Il giovane scelse di essere giudicato con il rito abbreviato. Il giudice il 28 febbraio scorso ha posto fine al calvario giudiziario con una assoluzione piena per non avere commesso il fatto, non per come aveva evidenziato la Procura per mancanze di prove, ma perchè le prove acquisite dagli stessi inquirenti, per come dimostrato dalla difesa, scagionavano l’imputato rendendolo totalmente estraneo ai fatti

INCENDIARIO ED IMPUTATO DUE PERSONE DIVERSE

La svolta principale avviene a seguito delle indagini difensive.

ll consulente nominato dalla difesa, l’ingegnere Antonio Manna, ha utilizzato dei calcoli  – lavorando direttamente sul luogo in cui è accaduto il fatto, ossia l’ingresso del liceo Artistico – per dimostrare che l’imputato e l’incendiario non erano la stessa persona.

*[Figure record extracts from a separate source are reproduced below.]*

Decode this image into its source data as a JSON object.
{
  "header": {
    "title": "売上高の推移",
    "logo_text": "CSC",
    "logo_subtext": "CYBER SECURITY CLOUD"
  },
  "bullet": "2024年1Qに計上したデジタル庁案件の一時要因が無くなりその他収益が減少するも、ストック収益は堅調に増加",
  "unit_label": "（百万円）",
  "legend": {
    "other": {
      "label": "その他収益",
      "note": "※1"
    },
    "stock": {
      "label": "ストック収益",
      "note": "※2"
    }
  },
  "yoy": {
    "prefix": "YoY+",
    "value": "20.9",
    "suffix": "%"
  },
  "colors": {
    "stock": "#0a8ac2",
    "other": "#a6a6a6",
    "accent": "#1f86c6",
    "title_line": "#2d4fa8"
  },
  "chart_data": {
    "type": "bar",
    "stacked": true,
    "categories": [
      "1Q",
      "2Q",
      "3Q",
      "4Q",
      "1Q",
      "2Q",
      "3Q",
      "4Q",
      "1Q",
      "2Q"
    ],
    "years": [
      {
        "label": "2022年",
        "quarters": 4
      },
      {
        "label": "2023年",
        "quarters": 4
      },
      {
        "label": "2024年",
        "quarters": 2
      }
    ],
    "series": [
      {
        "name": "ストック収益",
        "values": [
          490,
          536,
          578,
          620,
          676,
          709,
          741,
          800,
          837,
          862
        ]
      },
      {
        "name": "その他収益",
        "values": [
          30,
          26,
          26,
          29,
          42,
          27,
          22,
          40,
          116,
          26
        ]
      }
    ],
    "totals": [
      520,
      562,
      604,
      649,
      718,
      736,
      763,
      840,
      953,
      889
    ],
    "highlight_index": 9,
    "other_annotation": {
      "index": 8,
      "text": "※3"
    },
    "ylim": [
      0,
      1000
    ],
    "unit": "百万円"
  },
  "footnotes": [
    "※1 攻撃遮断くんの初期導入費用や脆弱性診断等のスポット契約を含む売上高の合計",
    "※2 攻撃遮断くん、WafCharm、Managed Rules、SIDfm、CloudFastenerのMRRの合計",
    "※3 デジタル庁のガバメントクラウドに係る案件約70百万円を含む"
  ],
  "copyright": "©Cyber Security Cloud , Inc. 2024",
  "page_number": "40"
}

Ha preso in esame varie parti del corpo come per esempio la forma del naso dell’imputato mettendolo a confronto con quello della persona ritratta nel filmato della videosorveglianza della scuola, dimostrando che erano completamente diversi. Infatti il naso dell’imputato è risultato essere più lungo. Ciò significa che quando l’incendiario era chinato per appiccare il fuoco doveva vedersi questo naso completamente diverso.

L’unica telecamera che aveva ripreso il ragazzo era all’interno della scuola. Il consulente della difesa posizionando una telecamera alla stessa altezza di quella in uso alla scuola ha dimostrato che la persona che ha commesso realmente il fatto è alta 1.80 metri contro l’1.70 dell’imputato. Questo è stato possibile grazie a delle misurazioni effettuate con le figure, le statue e gli oggetti presenti davanti alla scuola – una scultura in cemento, un banner – nella stessa identica posizione come all’epoca dei fatti

GLI ABITI SEQUESTRATI

Il secondo accertamento svolto dalla difesa è stato quello di chiedere l’autorizzazione al giudice di poter prendere visione dei beni sequestrati. La polizia giudiziaria affermava che nel video l’incendiario indossava una maglia blu elettrico. All’imputato, nelle prime fasi di indagini furono sequestrati una camicia di jeans, un jeans e delle scarpe da tennis. Su quest’ultime gli investigatori avevano optato per eseguire delle indagini scientifiche per via di “materiale” ritrovato sotto la suola. In realtà non venne svolta nessuna indagine.

LE SCARPE DA TENNIS ERANO NUOVE

La difesa ottenuta l’autorizzazione dal giudice a prendere visione del materiale posto sotto sequestro presso la caserma dei carabinieri che avevano eseguito l’indagine, davanti ai militari dell’Arma è stata aperta la scatola contenente gli indumenti quali prova del reato consumato, constatando che le scarpe da tennis erano nuove.

E tra la diversità fisica riscontrata nei filmati e la verifica degli indumenti, la difesa ha scagionato l’imputato. 

L’avvocato durante l’arringa ha dimostrato come cambiasse il quadro probatorio dall’affermare che quelle stesse scarpe ammesse come prova e indicate come usate, in realtà fossero nuove. Dal video emerge più volte che l’incendiario prende a “calci” il fuoco per avvicinarlo alla porta: una scarpa da tennis di gomma avvicinandola al fuoco rimane con delle venature da calore. Le scarpe sequestrate a Bruno, invece, è stato constatato fossero nuove e pulite.

L’ASSOLUZIONE PER NON AVERE COMMESSO IL FATTO

La difesa ha consegnato al Gup le due consulenze su cui la pubblica accusa non ha potuto muovere alcun dubbio nè contestazione. Per questo motivo il pubblico ministero ha chiesto l’assoluzione dell’imputato per insufficienza di prove.  Ma Il giudice ha accolto la tesi della difesa che ha smontato il castello accusatorio inesistente, dimostrando l’estraneità alla vicenda dell’imputato, assolto con formula piena per non avere commesso il fatto.